Most stay at home moms start out staying at home for very good reasons. Sometimes it’s voluntary – you can afford to do so, and don’t mind the break from your career. You want to raise your kids yourself and not pay for childcare. Other times it’s the best financial move at the time – childcare runs more than you’d earn working outside the home at the time.
Good reasons don’t mean you can avoid regretting it over the long run, however. It’s not at all uncommon for stay at home moms to later find that they regret the decision. What was once a sensible, loving decision has a price in the long run, and paying that price can be painful. Finding a good job in your 40s and 50s, for example, can be very difficult. Dealing with the sudden need to work in the event of your spouse’s death or disability, or if you two should divorce, can be a very unpleasant reality.
What’s The Price?
The price you pay is in your earnings and savings. Staying at home for however many years puts a dent in your career, often a big one. Most stay at home moms eventually return to the workforce, but at a much lower level than where they started out.

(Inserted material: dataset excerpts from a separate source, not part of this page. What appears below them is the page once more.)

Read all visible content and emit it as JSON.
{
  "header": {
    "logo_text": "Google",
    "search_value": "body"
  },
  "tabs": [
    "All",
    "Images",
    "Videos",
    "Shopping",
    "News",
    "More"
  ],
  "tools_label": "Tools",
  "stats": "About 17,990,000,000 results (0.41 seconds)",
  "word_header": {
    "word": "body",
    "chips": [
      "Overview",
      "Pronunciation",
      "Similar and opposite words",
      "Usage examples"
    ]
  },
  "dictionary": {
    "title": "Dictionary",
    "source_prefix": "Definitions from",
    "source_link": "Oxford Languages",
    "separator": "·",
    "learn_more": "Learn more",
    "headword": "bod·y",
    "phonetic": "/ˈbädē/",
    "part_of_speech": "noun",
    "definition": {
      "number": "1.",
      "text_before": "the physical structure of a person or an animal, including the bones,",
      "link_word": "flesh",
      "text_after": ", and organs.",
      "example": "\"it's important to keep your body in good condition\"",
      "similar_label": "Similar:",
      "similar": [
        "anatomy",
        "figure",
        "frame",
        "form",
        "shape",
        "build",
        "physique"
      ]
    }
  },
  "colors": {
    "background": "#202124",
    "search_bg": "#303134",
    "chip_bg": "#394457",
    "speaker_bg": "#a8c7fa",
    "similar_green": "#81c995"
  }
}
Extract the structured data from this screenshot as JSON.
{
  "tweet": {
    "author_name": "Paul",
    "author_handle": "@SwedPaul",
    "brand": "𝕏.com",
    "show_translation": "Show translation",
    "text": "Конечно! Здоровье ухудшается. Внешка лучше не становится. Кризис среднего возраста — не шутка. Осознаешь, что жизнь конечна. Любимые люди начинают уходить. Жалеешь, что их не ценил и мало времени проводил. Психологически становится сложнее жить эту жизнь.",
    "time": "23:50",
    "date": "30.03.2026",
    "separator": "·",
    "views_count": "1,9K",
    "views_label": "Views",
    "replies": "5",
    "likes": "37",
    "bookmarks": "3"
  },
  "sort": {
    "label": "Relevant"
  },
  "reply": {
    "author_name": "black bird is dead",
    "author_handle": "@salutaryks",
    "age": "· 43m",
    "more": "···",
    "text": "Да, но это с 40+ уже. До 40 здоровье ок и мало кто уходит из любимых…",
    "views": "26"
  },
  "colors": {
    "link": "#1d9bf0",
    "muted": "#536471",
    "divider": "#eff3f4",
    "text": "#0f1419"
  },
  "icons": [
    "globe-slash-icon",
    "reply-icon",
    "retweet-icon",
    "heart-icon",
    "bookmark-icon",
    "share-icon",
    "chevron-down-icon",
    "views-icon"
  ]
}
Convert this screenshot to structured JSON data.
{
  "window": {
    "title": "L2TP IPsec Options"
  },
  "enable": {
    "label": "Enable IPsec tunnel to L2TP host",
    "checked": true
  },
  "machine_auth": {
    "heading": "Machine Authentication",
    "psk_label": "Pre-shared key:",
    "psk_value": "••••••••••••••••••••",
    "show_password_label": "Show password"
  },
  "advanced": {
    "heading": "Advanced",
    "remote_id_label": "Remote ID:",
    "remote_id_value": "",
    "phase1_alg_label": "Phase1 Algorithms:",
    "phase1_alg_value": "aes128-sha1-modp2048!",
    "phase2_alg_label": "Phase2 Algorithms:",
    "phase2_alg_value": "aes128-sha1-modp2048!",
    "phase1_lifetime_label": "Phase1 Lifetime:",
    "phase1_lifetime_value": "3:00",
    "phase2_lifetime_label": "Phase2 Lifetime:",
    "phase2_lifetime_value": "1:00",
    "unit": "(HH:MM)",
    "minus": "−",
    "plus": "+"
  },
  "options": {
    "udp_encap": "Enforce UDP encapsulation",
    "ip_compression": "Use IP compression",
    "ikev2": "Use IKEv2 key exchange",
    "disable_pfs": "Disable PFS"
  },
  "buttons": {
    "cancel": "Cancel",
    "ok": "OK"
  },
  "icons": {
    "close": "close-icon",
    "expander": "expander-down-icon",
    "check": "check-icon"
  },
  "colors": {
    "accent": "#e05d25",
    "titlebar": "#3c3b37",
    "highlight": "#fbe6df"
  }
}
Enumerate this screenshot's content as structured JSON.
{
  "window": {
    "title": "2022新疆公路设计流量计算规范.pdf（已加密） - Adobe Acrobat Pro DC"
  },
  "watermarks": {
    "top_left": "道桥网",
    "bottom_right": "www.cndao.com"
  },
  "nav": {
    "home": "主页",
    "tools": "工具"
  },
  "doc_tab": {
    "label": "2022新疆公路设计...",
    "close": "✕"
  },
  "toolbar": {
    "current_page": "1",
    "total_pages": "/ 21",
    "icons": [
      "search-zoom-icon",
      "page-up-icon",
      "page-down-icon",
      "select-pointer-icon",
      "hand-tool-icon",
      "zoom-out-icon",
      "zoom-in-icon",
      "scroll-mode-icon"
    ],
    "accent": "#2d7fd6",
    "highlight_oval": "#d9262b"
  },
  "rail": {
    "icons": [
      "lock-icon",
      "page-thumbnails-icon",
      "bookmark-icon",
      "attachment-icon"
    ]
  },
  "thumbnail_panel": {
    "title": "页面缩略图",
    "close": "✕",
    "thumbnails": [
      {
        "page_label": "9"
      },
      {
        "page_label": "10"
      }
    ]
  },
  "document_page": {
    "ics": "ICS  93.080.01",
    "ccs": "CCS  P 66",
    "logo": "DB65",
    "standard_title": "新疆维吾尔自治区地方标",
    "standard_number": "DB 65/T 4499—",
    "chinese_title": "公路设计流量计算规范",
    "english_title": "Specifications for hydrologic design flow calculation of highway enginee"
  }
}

If you had a solid professional level career before staying at home, you may have to start out almost fresh. You may have to get more education to catch up with your industry. All this means you won’t be earning as much, and you have less time for promotions and raises to increase your salary. It’s a financial hit well beyond the lost income of the years you weren’t working.
But even if you had a lower paying job you left because it wouldn’t even pay for childcare, your future earnings take a hit when you stay at home. It’s that loss of promotions and experience that can get you.
How Do You Avoid It?
You can avoid these problems with good planning and some good fortune.
My own favorite (I’ve said it before) is working at home. I do well enough at it that the past two years, my income has been higher than my husband’s income. It took some time to get there; I’m no overnight success. Still, running my own business from home and making a good income at it is wonderful, making all the time I’ve spent working up to it worthwhile. Stressful as can be at times – business doesn’t always go the way I’d like it to. But now I know I can do it.
Your solution doesn’t have to be your own business. It can be a work at home job, part time work, freelance work… whatever works for you. I really think the key is making sure you keep some sort of relevant work experience going for the kind of career you’d like when the kids are old enough that you want to go back to work. It may not put you as high on your career ladder as if you’d never stayed home at all, but it probably won’t be as low as if you’d left entirely.
Improving your education as the kids get older is another alternative. Going back to school as an older student has its advantages. Most older students are more serious about their studies, because you really know their value. You can study for the career you’d like to have, not necessarily the one you had before you had kids.
Improving your education also sets a great example for your kids when they’re in school. They’ll see you doing homework and studying, and getting good results for it. That can make an impression, plus you can set yourself on a better career path after.
None of this is easy for most families. I firmly believe, however, that you are a thousand times better off if you consider the problems you might face later in life, so you can prepare for them in advance. There’s no knowing where your life will take you, but you can take steps that may help smooth many troubles out at least some of the way.
Regretting the price you paid to be a stay at home mom doesn’t mean you regret the good parts, of course. Even if being a stay at home parent lands you in difficulty later, remember those good parts. Those memories won’t make future troubles go away, but they have their own value.
I’m not saying all stay at home moms eventually regret their decision. Plenty will be happy they did so for the rest of their lives, despite the price. You’re better off, however, if you know what the price is early on, so you can take control of how you pay it.